There absolutely is still black magic between you and the hardware and thinking otherwise can lead to trouble. Yes you can read the architecture documentation but when you get into the realm of how the branch prediction tables work, register allocation schemes, operation reordering etc, what the hardware does will be "special" while (usually) not violating what the architecture specifies. Don't even get me started with load/store semantics for multithreaded architectures (although this is standardizing more with the more recent ARM)

[anjbe]

Sure, but the Game Boy’s pseudo‐Z80 has no branch prediction, register allocation, or instruction reordering.
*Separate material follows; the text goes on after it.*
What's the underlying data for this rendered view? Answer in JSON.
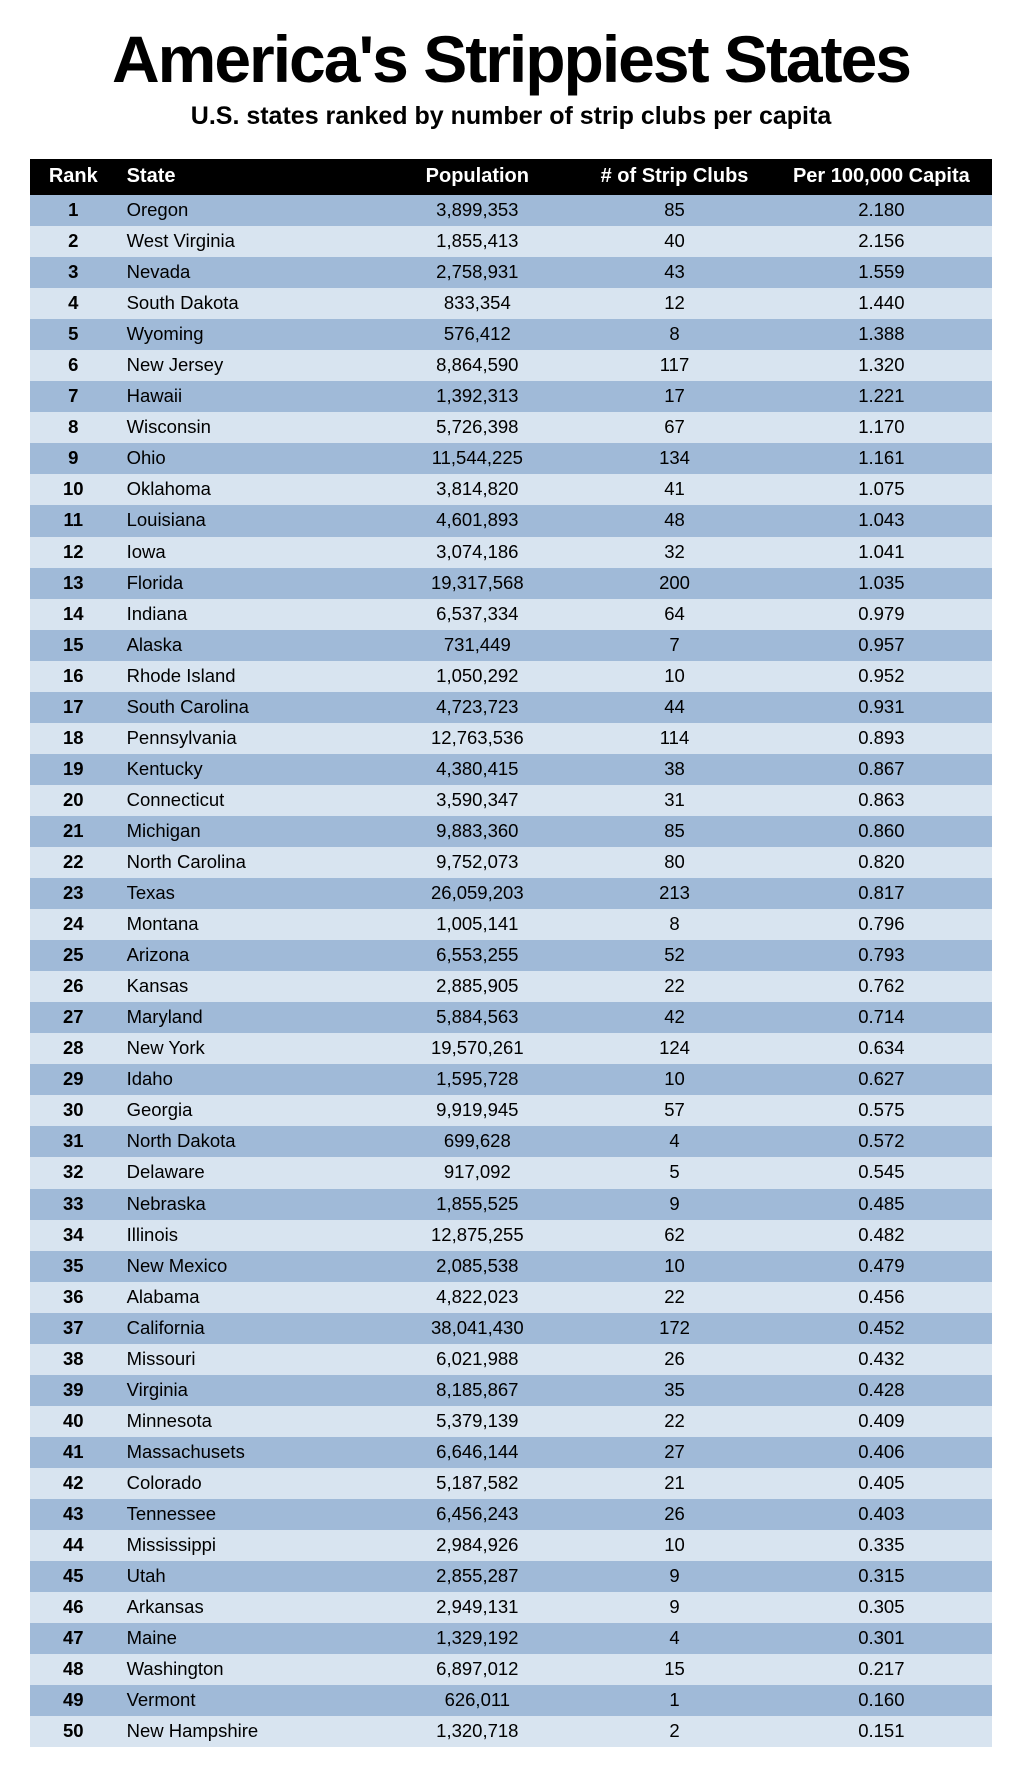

The assembly is almost one‐to‐one to the machine code, and the CPU basically does everything in the straightforward way you’d expect.

[kbp]

Even on the Gameboy things aren't quite as simple and self evident as all that, for example from another thread on this post: when the Game Boy's screen is rendering (i.e. almost all the time), the CPU doesn't have access to VRAM. [...] writes are ignored, and reads return garbage.
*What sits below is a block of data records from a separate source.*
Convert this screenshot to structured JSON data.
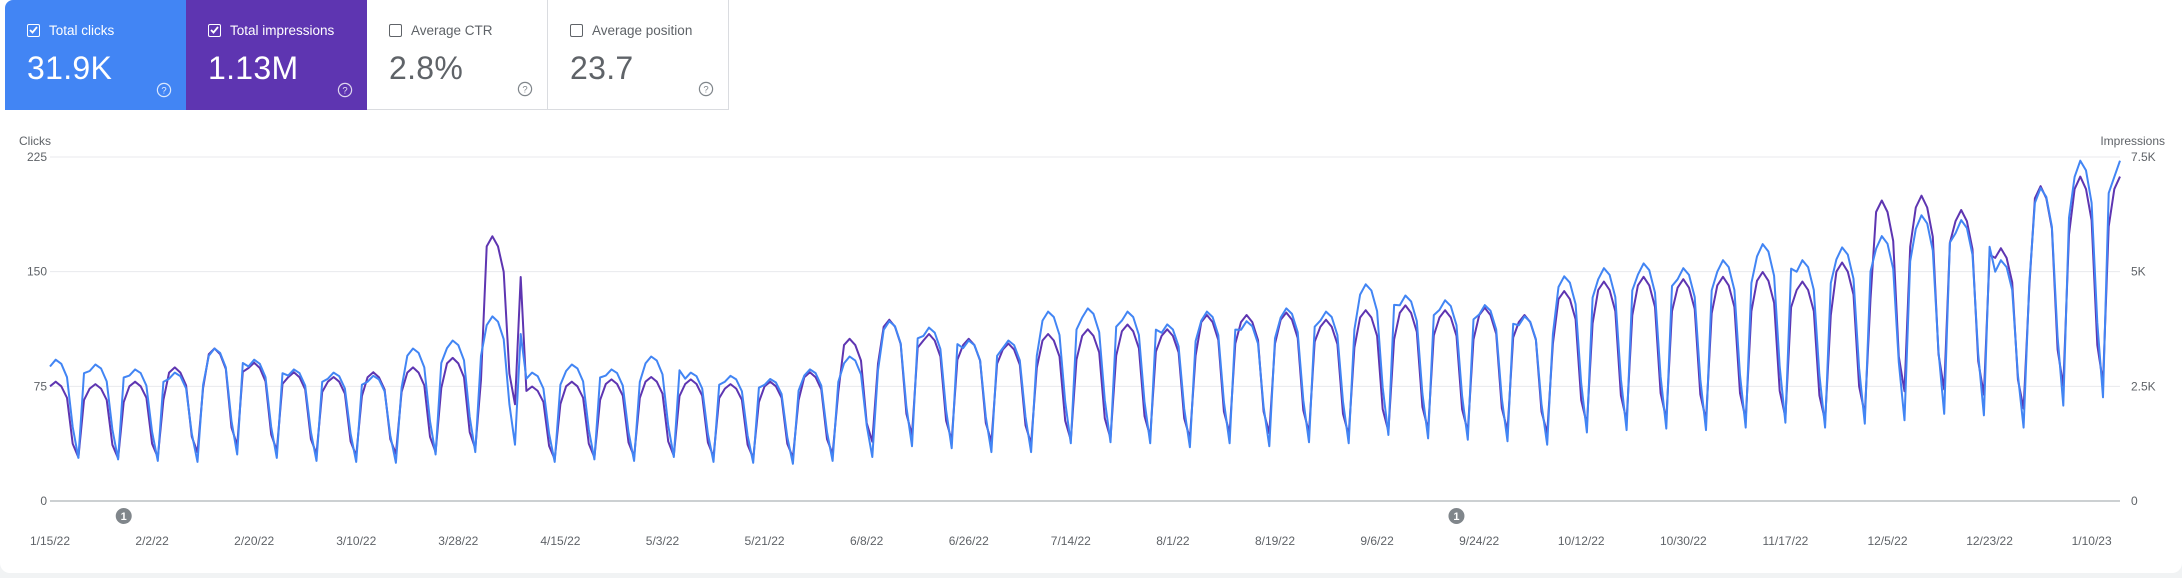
{
  "cards": [
    {
      "label": "Total clicks",
      "value": "31.9K",
      "checked": true,
      "icon": "help-icon"
    },
    {
      "label": "Total impressions",
      "value": "1.13M",
      "checked": true,
      "icon": "help-icon"
    },
    {
      "label": "Average CTR",
      "value": "2.8%",
      "checked": false,
      "icon": "help-icon"
    },
    {
      "label": "Average position",
      "value": "23.7",
      "checked": false,
      "icon": "help-icon"
    }
  ],
  "colors": {
    "clicks": "#4285f4",
    "impressions": "#5e35b1",
    "grid": "#e8eaed"
  },
  "annotations": [
    {
      "text": "1",
      "date": "2022-01-28"
    },
    {
      "text": "1",
      "date": "2022-09-20"
    }
  ],
  "chart_data": {
    "type": "line",
    "x_start": "2022-01-15",
    "x_end": "2023-01-15",
    "left_axis": {
      "label": "Clicks",
      "ylim": [
        0,
        225
      ],
      "ticks": [
        "0",
        "75",
        "150",
        "225"
      ]
    },
    "right_axis": {
      "label": "Impressions",
      "ylim": [
        0,
        7500
      ],
      "ticks": [
        "0",
        "2.5K",
        "5K",
        "7.5K"
      ]
    },
    "x_ticks": [
      "1/15/22",
      "2/2/22",
      "2/20/22",
      "3/10/22",
      "3/28/22",
      "4/15/22",
      "5/3/22",
      "5/21/22",
      "6/8/22",
      "6/26/22",
      "7/14/22",
      "8/1/22",
      "8/19/22",
      "9/6/22",
      "9/24/22",
      "10/12/22",
      "10/30/22",
      "11/17/22",
      "12/5/22",
      "12/23/22",
      "1/10/23"
    ],
    "grid": true,
    "series": [
      {
        "name": "Clicks",
        "axis": "left",
        "weekly_pattern": [
          1.0,
          1.05,
          1.02,
          0.92,
          0.55,
          0.32,
          0.95
        ],
        "weekly_peaks": [
          {
            "week_start": "2022-01-15",
            "peak": 88
          },
          {
            "week_start": "2022-01-22",
            "peak": 85
          },
          {
            "week_start": "2022-01-29",
            "peak": 82
          },
          {
            "week_start": "2022-02-05",
            "peak": 80
          },
          {
            "week_start": "2022-02-12",
            "peak": 95
          },
          {
            "week_start": "2022-02-19",
            "peak": 88
          },
          {
            "week_start": "2022-02-26",
            "peak": 82
          },
          {
            "week_start": "2022-03-05",
            "peak": 80
          },
          {
            "week_start": "2022-03-12",
            "peak": 78
          },
          {
            "week_start": "2022-03-19",
            "peak": 95
          },
          {
            "week_start": "2022-03-26",
            "peak": 100
          },
          {
            "week_start": "2022-04-02",
            "peak": 115
          },
          {
            "week_start": "2022-04-09",
            "peak": 80
          },
          {
            "week_start": "2022-04-16",
            "peak": 85
          },
          {
            "week_start": "2022-04-23",
            "peak": 82
          },
          {
            "week_start": "2022-04-30",
            "peak": 90
          },
          {
            "week_start": "2022-05-07",
            "peak": 80
          },
          {
            "week_start": "2022-05-14",
            "peak": 78
          },
          {
            "week_start": "2022-05-21",
            "peak": 76
          },
          {
            "week_start": "2022-05-28",
            "peak": 82
          },
          {
            "week_start": "2022-06-04",
            "peak": 90
          },
          {
            "week_start": "2022-06-11",
            "peak": 112
          },
          {
            "week_start": "2022-06-18",
            "peak": 108
          },
          {
            "week_start": "2022-06-25",
            "peak": 100
          },
          {
            "week_start": "2022-07-02",
            "peak": 100
          },
          {
            "week_start": "2022-07-09",
            "peak": 118
          },
          {
            "week_start": "2022-07-16",
            "peak": 120
          },
          {
            "week_start": "2022-07-23",
            "peak": 118
          },
          {
            "week_start": "2022-07-30",
            "peak": 110
          },
          {
            "week_start": "2022-08-06",
            "peak": 118
          },
          {
            "week_start": "2022-08-13",
            "peak": 112
          },
          {
            "week_start": "2022-08-20",
            "peak": 120
          },
          {
            "week_start": "2022-08-27",
            "peak": 118
          },
          {
            "week_start": "2022-09-03",
            "peak": 135
          },
          {
            "week_start": "2022-09-10",
            "peak": 128
          },
          {
            "week_start": "2022-09-17",
            "peak": 125
          },
          {
            "week_start": "2022-09-24",
            "peak": 122
          },
          {
            "week_start": "2022-10-01",
            "peak": 115
          },
          {
            "week_start": "2022-10-08",
            "peak": 140
          },
          {
            "week_start": "2022-10-15",
            "peak": 145
          },
          {
            "week_start": "2022-10-22",
            "peak": 148
          },
          {
            "week_start": "2022-10-29",
            "peak": 145
          },
          {
            "week_start": "2022-11-05",
            "peak": 150
          },
          {
            "week_start": "2022-11-12",
            "peak": 160
          },
          {
            "week_start": "2022-11-19",
            "peak": 150
          },
          {
            "week_start": "2022-11-26",
            "peak": 158
          },
          {
            "week_start": "2022-12-03",
            "peak": 165
          },
          {
            "week_start": "2022-12-10",
            "peak": 178
          },
          {
            "week_start": "2022-12-17",
            "peak": 175
          },
          {
            "week_start": "2022-12-24",
            "peak": 150
          },
          {
            "week_start": "2022-12-31",
            "peak": 195
          },
          {
            "week_start": "2023-01-07",
            "peak": 212
          }
        ]
      },
      {
        "name": "Impressions",
        "axis": "right",
        "weekly_pattern": [
          1.0,
          1.04,
          1.0,
          0.9,
          0.5,
          0.38,
          0.88
        ],
        "weekly_peaks": [
          {
            "week_start": "2022-01-15",
            "peak": 2500
          },
          {
            "week_start": "2022-01-22",
            "peak": 2450
          },
          {
            "week_start": "2022-01-29",
            "peak": 2500
          },
          {
            "week_start": "2022-02-05",
            "peak": 2800
          },
          {
            "week_start": "2022-02-12",
            "peak": 3200
          },
          {
            "week_start": "2022-02-19",
            "peak": 2900
          },
          {
            "week_start": "2022-02-26",
            "peak": 2700
          },
          {
            "week_start": "2022-03-05",
            "peak": 2600
          },
          {
            "week_start": "2022-03-12",
            "peak": 2700
          },
          {
            "week_start": "2022-03-19",
            "peak": 2800
          },
          {
            "week_start": "2022-03-26",
            "peak": 3000
          },
          {
            "week_start": "2022-04-02",
            "peak": 5550
          },
          {
            "week_start": "2022-04-09",
            "peak": 2400
          },
          {
            "week_start": "2022-04-16",
            "peak": 2500
          },
          {
            "week_start": "2022-04-23",
            "peak": 2550
          },
          {
            "week_start": "2022-04-30",
            "peak": 2600
          },
          {
            "week_start": "2022-05-07",
            "peak": 2550
          },
          {
            "week_start": "2022-05-14",
            "peak": 2450
          },
          {
            "week_start": "2022-05-21",
            "peak": 2500
          },
          {
            "week_start": "2022-05-28",
            "peak": 2700
          },
          {
            "week_start": "2022-06-04",
            "peak": 3400
          },
          {
            "week_start": "2022-06-11",
            "peak": 3800
          },
          {
            "week_start": "2022-06-18",
            "peak": 3500
          },
          {
            "week_start": "2022-06-25",
            "peak": 3400
          },
          {
            "week_start": "2022-07-02",
            "peak": 3300
          },
          {
            "week_start": "2022-07-09",
            "peak": 3500
          },
          {
            "week_start": "2022-07-16",
            "peak": 3600
          },
          {
            "week_start": "2022-07-23",
            "peak": 3700
          },
          {
            "week_start": "2022-07-30",
            "peak": 3600
          },
          {
            "week_start": "2022-08-06",
            "peak": 3900
          },
          {
            "week_start": "2022-08-13",
            "peak": 3900
          },
          {
            "week_start": "2022-08-20",
            "peak": 3950
          },
          {
            "week_start": "2022-08-27",
            "peak": 3800
          },
          {
            "week_start": "2022-09-03",
            "peak": 4000
          },
          {
            "week_start": "2022-09-10",
            "peak": 4100
          },
          {
            "week_start": "2022-09-17",
            "peak": 4000
          },
          {
            "week_start": "2022-09-24",
            "peak": 4050
          },
          {
            "week_start": "2022-10-01",
            "peak": 3900
          },
          {
            "week_start": "2022-10-08",
            "peak": 4400
          },
          {
            "week_start": "2022-10-15",
            "peak": 4600
          },
          {
            "week_start": "2022-10-22",
            "peak": 4700
          },
          {
            "week_start": "2022-10-29",
            "peak": 4650
          },
          {
            "week_start": "2022-11-05",
            "peak": 4700
          },
          {
            "week_start": "2022-11-12",
            "peak": 4800
          },
          {
            "week_start": "2022-11-19",
            "peak": 4600
          },
          {
            "week_start": "2022-11-26",
            "peak": 5000
          },
          {
            "week_start": "2022-12-03",
            "peak": 6300
          },
          {
            "week_start": "2022-12-10",
            "peak": 6400
          },
          {
            "week_start": "2022-12-17",
            "peak": 6100
          },
          {
            "week_start": "2022-12-24",
            "peak": 5300
          },
          {
            "week_start": "2022-12-31",
            "peak": 6600
          },
          {
            "week_start": "2023-01-07",
            "peak": 6800
          }
        ]
      }
    ]
  }
}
So one of those platonic store instructions might actually be a no-op; you can't tell by looking at it in isolation.

[banachtarski]

I was replying directly to a response which generalizes the subject of the original post.

[ctw]

I was hoping someone would say something along these lines. My only experience with assembly has been on very simple educational platforms: nios ii on an Altera DE0 FPGA and a MIPS subset on a custom architecture made in class. I've seen photos of the huge x86 reference manual and can see how "real-life" systems would be way more complex than the simple world of assembly I've tried myself.